From: cardan on
Hello, I have a large database issue I hope someone can help me with.
It is hard to explain so I have tried to be as descriptive as possible
without losing sight of my problem.

OVERALL QUESTION
Is there a way to have my Excel workbook search a very large text
database outside the Excel file?
I am working with an extremely large data set and my Excel file is
starting to get too large (20M) that I need to figure out a way to
reduce file size (and maybe increase functionality and flexibility).

QUICK BACKGROUND
Every bank in the US is required to report their financial statements
on a quarterly basis called Call Reports. This information is
available free and online on the FDIC website. There are about 7,500
banks nationally that report. These reports contain maybe 1,000
different numbers, each given its own code (i.e. Total Assets is
RCON2170- I’ll call them RCON #’s for short) and every bank uses the
same template.

I am able to download this data in bulk form into a zipped text folder
which I then extract.
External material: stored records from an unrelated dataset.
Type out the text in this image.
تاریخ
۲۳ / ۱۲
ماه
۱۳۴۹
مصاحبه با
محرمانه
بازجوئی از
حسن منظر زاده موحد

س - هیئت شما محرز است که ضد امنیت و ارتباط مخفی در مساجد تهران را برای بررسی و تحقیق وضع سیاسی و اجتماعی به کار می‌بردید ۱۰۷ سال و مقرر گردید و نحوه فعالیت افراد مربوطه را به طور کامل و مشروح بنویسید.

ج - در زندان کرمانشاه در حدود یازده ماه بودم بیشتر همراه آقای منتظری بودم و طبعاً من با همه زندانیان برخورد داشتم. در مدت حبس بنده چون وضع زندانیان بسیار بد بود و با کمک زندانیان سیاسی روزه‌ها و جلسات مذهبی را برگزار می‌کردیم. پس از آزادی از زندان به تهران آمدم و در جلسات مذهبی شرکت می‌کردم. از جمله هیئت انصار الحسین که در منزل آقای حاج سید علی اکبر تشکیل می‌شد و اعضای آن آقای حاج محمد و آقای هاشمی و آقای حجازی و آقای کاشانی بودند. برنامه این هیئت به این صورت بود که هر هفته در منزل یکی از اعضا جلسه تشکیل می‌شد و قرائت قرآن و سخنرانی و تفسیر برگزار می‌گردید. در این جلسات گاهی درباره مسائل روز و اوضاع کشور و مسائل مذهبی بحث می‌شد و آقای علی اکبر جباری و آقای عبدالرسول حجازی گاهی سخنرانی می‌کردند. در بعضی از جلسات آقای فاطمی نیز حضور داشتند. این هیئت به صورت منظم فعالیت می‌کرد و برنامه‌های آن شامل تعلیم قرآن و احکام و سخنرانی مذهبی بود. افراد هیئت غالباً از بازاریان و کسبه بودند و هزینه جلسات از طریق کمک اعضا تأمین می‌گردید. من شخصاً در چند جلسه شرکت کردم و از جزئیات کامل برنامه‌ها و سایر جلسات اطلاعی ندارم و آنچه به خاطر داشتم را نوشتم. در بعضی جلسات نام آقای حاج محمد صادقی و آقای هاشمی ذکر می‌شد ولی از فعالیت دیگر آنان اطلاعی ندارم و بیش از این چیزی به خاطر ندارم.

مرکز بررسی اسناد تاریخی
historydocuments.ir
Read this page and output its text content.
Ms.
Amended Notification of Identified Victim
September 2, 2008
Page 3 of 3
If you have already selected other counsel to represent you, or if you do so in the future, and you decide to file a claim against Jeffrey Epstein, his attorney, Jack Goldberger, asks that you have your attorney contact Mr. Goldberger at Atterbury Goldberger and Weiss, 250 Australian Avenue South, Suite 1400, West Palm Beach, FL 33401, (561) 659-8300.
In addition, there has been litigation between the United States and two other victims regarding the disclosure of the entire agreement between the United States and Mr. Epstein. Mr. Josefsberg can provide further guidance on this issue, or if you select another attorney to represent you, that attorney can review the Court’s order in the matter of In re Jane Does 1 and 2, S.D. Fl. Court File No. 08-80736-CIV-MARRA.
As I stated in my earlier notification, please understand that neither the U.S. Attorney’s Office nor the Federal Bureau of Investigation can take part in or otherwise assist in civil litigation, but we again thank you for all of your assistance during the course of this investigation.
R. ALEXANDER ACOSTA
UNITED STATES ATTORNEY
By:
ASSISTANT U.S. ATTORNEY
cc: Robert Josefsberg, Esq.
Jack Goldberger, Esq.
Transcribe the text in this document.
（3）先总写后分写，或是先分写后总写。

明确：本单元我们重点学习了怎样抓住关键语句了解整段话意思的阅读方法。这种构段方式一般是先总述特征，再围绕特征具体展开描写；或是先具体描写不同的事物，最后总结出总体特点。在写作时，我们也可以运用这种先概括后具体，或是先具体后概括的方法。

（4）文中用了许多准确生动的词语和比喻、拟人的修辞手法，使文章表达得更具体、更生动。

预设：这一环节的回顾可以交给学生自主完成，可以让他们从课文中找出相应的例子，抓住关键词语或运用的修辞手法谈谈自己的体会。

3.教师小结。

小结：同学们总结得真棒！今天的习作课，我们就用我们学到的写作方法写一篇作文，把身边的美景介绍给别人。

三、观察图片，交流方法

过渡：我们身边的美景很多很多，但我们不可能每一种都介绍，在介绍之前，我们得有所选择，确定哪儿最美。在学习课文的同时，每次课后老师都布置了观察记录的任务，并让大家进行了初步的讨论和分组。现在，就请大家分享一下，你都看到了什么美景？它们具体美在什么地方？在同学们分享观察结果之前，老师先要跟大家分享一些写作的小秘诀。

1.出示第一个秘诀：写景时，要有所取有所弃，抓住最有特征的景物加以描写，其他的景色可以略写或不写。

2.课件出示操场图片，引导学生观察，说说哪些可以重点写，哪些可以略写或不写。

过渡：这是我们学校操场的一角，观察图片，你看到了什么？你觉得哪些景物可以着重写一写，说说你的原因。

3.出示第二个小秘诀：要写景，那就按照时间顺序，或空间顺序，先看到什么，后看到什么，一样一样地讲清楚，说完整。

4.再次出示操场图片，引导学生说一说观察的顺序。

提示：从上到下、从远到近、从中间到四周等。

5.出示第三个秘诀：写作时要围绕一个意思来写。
This folder will now contains about 40
different text files – each named for a section in the report (ie.
RCCI is the balance sheet section). The Banks unique identifier is
listed in column A and the number code (RCON) is listed in row 1.
(Each bank identifier and number code are unique). The whole unzipped
folder is approximately 65M.

CURRENT SETUP
Of these 40 sections mentioned, I need about 6 of the sections in my
Excel file. Right now I convert the sections I need into an Excel
format (Convert with a Tab Delimited) and put it into my model. I have
template tabs that uses the INDEX-MATCH formulas to find the right
number based on the RCON code and the banks unique identifier. This
setup allows for comparisons amongst different banks. All the user has
to do is input the banks unique identifier and it will return the
appropriate numbers based on the RCON number. (Sometimes we will do 10
banks side by side). The INDEX MATCH works very well.

THE PROBLEM
The issue is that each tab represents a section of the report. Each
section lists each bank (7,500) and contains approximately 100 RCON
numbers (a data set of 750,000 fields per tab). My file for a
quarterly report is approximately 20M. Is there a way to have my
Excel workbook search the text files for the appropriate RCON number
and the banks unique identifier? That way I can keep my files limited
in size and may be able to include previous Call Reports for Trend
Analysis.

Any help would be extremely appreciated. (Also let me know if this
format is acceptable to understand my issues :)


From: JLatham on
Short answer: yes. VBA can deal with this type of thing pretty well, and
actually with pretty good speed.

The process would go something like this:
You enter the RCON number into a cell or as a response to an InputBox$()
statement. Then the code would open the text files and look for the RCON
number in each row of input from them, and as the RCON is encountered, would
then extract the information you need from the row and it into the Excel
sheet.

In order to accomplish this, a very good analysis/understanding of the
content and format of the lines of the text files is required. You usually
have to write custom code to "parse" the inut data from the text file to get
just what you want from it and pull it into Excel.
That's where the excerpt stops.